Zugrundeliegender Sachverhalt

Der Kläger, der die Revision vor dem BGH nun zurückgenommen hat, hatte im Februar 2016 von einem Vertragshändler der Daimler AG einen gebrauchten Mercedes-Benz E 350 CDI der Abgasnorm Euro 5 mit dem Diesel-Motor OM 642 erworben. Die Emissionskontrolle für Stickoxide (NOx) erfolgt hier über die Abgasrückführung. Dabei wird ein Teil der Abgase wieder der Verbrennung im Motor zugeführt und dadurch die Stickoxidemissionen reduziert. Die Menge der zurückgeführten Abgase wird dabei unter anderem temperaturabhängig gesteuert (sog. „Thermofenster“). Für das Fahrzeug liegt kein Rückrufbescheid des Kraftfahrt-Bundesamtes (KBA) wegen des Vorwurfs einer unzulässigen Abschalteinrichtung vor.

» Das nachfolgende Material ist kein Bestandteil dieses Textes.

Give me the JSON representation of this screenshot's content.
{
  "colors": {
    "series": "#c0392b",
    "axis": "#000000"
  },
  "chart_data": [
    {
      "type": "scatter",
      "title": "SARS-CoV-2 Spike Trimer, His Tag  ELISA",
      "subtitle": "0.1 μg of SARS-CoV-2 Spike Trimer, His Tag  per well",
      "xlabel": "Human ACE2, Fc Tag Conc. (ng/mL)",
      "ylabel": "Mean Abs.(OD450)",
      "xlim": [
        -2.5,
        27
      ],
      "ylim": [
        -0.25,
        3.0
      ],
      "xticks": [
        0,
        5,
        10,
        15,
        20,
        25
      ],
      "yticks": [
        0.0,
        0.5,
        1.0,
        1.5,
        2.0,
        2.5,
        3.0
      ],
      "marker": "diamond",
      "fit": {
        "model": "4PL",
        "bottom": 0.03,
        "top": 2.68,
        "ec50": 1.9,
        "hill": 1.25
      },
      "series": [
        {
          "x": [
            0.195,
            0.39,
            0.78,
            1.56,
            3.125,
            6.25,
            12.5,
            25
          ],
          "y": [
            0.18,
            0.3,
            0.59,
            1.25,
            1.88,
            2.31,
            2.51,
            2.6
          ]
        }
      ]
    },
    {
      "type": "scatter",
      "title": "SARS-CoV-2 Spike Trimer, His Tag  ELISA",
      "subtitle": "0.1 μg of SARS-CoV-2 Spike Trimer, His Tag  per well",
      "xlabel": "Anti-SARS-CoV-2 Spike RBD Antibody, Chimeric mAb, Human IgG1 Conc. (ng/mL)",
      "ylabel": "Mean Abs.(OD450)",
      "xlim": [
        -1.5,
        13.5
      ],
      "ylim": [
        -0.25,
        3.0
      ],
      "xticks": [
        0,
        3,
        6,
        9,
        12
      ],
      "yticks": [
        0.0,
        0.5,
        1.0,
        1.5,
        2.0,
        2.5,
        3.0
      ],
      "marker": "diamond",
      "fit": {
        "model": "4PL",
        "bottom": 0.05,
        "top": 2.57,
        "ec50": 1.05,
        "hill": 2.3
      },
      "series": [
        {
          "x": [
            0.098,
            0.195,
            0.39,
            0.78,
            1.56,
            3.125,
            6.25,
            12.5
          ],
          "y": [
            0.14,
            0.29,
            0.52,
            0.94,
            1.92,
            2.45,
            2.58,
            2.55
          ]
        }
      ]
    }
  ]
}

Weitere Informationen zu Diesel-Kundenklagen gegen Daimler in Deutschland

Gegen Daimler ist in Deutschland derzeit eine niedrige fünfstellige Anzahl von Schadensersatzklagen in Sachen Diesel anhängig. Daimler hält die geltend gemachten Ansprüche für unbegründet und setzt sich dagegen zur Wehr. Die Bilanz der bisher vor Gericht verhandelten Klagen ist dabei mit ganz überwiegender Mehrheit positiv für Daimler: Demnach haben die Land- und Oberlandesgerichte bisher in rund 95 Prozent der Fälle zu Gunsten des Unternehmens entschieden. Auf der Ebene der Landgerichte gibt es über 4.500 Entscheidungen zu Gunsten des Unternehmens, in weniger als 250 Fällen wurde gegen das Unternehmen entschieden. Die Oberlandesgerichte haben in mittlerweile über 200 Entscheidungen zu Gunsten von Daimler entschieden, bei nur zwei Entscheidungen gegen das Unternehmen (Zahlen Stand Anfang Dezember 2020). Diese Erfolgsbilanz verändert sich auch nicht wesentlich, wenn gerichtliche oder außergerichtliche Vergleiche berücksichtigt werden.